Department of Molecular and Internal Medicine, Graduate School of Biomedical and Health Sciences, Hiroshima University, 1-2-3 Kasumi, Minami-ku, Hiroshima, 734-8551, Japan.
Department of Emergency and Critical Care Medicine, Graduate School of Biomedical and Health Sciences, Hiroshima University, Hiroshima, Japan.
Respir Res. 2024 May 4;25(1):195. doi: 10.1186/s12931-024-02825-y.
Lipocalin-2 (LCN2) is a secretory glycoprotein upregulated by oxidative stress; moreover, patients with idiopathic pulmonary fibrosis (IPF) have shown increased LCN2 levels in bronchoalveolar lavage fluid (BALF). This study aimed to determine whether circulatory LCN2 could be a systemic biomarker in patients with IPF and to investigate the role of LCN2 in a bleomycin-induced lung injury mouse model.
We measured serum LCN2 levels in 99 patients with stable IPF, 27 patients with acute exacerbation (AE) of IPF, 51 patients with chronic hypersensitivity pneumonitis, and 67 healthy controls. Further, LCN2 expression in lung tissue was evaluated in a bleomycin-induced lung injury mouse model, and the role of LCN2 was investigated using LCN2-knockout (LCN2 -/-) mice.
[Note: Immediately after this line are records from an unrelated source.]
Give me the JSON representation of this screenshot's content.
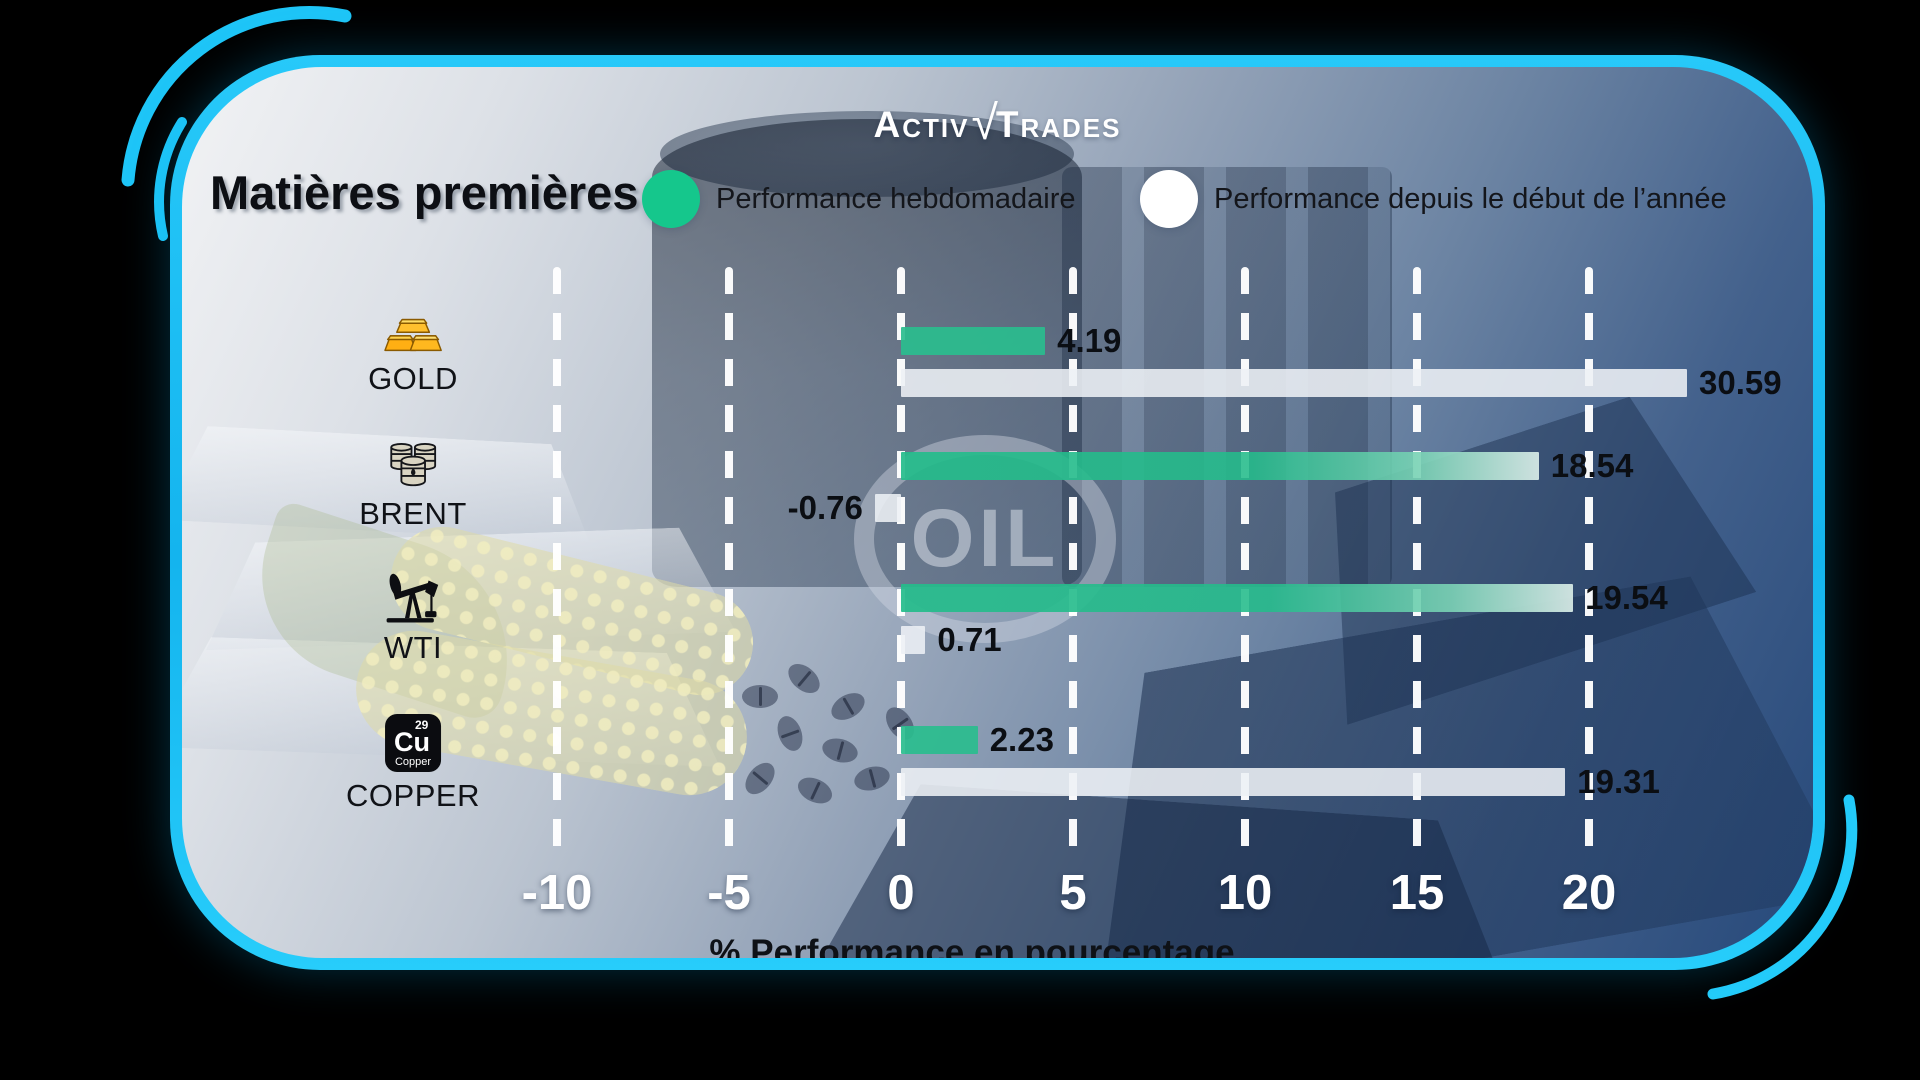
{
  "brand": {
    "name_left": "Activ",
    "radical": "√",
    "name_right": "Trades"
  },
  "title": "Matières premières",
  "legend": {
    "weekly": {
      "label": "Performance hebdomadaire",
      "color": "#15c78c"
    },
    "ytd": {
      "label": "Performance depuis le début de l’année",
      "color": "#ffffff"
    }
  },
  "decor": {
    "oil_text": "OIL"
  },
  "copper_icon": {
    "atomic_number": "29",
    "symbol": "Cu",
    "name": "Copper"
  },
  "chart_data": {
    "type": "bar",
    "orientation": "horizontal",
    "title": "Matières premières",
    "xlabel": "% Performance en pourcentage",
    "x_ticks": [
      -10,
      -5,
      0,
      5,
      10,
      15,
      20
    ],
    "xlim": [
      -12.7,
      23
    ],
    "grid": "vertical-dashed-white",
    "legend_position": "top",
    "value_labels": true,
    "categories": [
      {
        "label": "GOLD",
        "icon": "gold-bars-icon"
      },
      {
        "label": "BRENT",
        "icon": "oil-barrels-icon"
      },
      {
        "label": "WTI",
        "icon": "pump-jack-icon"
      },
      {
        "label": "COPPER",
        "icon": "copper-element-icon"
      }
    ],
    "series": [
      {
        "name": "Performance hebdomadaire",
        "color": "#15c78c",
        "values": [
          4.19,
          18.54,
          19.54,
          2.23
        ]
      },
      {
        "name": "Performance depuis le début de l’année",
        "color": "#ffffff",
        "values": [
          30.59,
          -0.76,
          0.71,
          19.31
        ]
      }
    ]
  }
}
Serum levels of LCN2 were significantly higher in patients with AE-IPF than in the other groups. The multivariate Cox proportional hazards model showed that elevated serum LCN2 level was an independent predictor of poor survival in patients with AE-IPF. In the bleomycin-induced lung injury mouse model, a higher dose of bleomycin resulted in higher LCN2 levels and shorter survival. Bleomycin-treated LCN2 -/- mice exhibited increased BALF cell and protein levels as well as hydroxyproline content. Moreover, compared with wild-type mice, LCN2-/- mice showed higher levels of circulatory 8-isoprostane as well as lower Nrf-2, GCLC, and NQO1 expression levels in lung tissue following bleomycin administration.
Our findings demonstrate that serum LCN2 might be a potential prognostic marker of AE-IPF. Moreover, LCN2 expression levels may reflect the severity of lung injury, and LCN2 may be a protective factor against bleomycin-induced acute lung injury and oxidative stress.
脂联素-2(LCN2)是一种受氧化应激上调的分泌性糖蛋白;此外,特发性肺纤维化(IPF)患者的支气管肺泡灌洗液(BALF)中显示 LCN2 水平升高。本研究旨在确定循环 LCN2 是否可以作为 IPF 患者的系统性生物标志物,并研究 LCN2 在博来霉素诱导的肺损伤小鼠模型中的作用。
我们测量了 99 例稳定型 IPF 患者、27 例急性加重型 IPF(AE-IPF)患者、51 例慢性过敏反应性肺炎患者和 67 例健康对照者的血清 LCN2 水平。此外,我们在博来霉素诱导的肺损伤小鼠模型中评估了肺组织中 LCN2 的表达,并使用 LCN2 敲除(LCN2 -/-)小鼠研究了 LCN2 的作用。
AE-IPF 患者的血清 LCN2 水平明显高于其他组。多变量 Cox 比例风险模型显示,升高的血清 LCN2 水平是 AE-IPF 患者不良预后的独立预测因子。在博来霉素诱导的肺损伤小鼠模型中,较高剂量的博来霉素导致 LCN2 水平升高和生存时间缩短。博来霉素处理的 LCN2 -/-小鼠的 BALF 细胞和蛋白水平以及羟脯氨酸含量增加。此外,与野生型小鼠相比,LCN2 -/-小鼠在给予博来霉素后肺组织中的循环 8-异前列腺素水平升高,Nrf-2、GCLC 和 NQO1 表达水平降低。
我们的研究结果表明,血清 LCN2 可能是 AE-IPF 的潜在预后标志物。此外,LCN2 表达水平可能反映肺损伤的严重程度,LCN2 可能是博来霉素诱导的急性肺损伤和氧化应激的保护因素。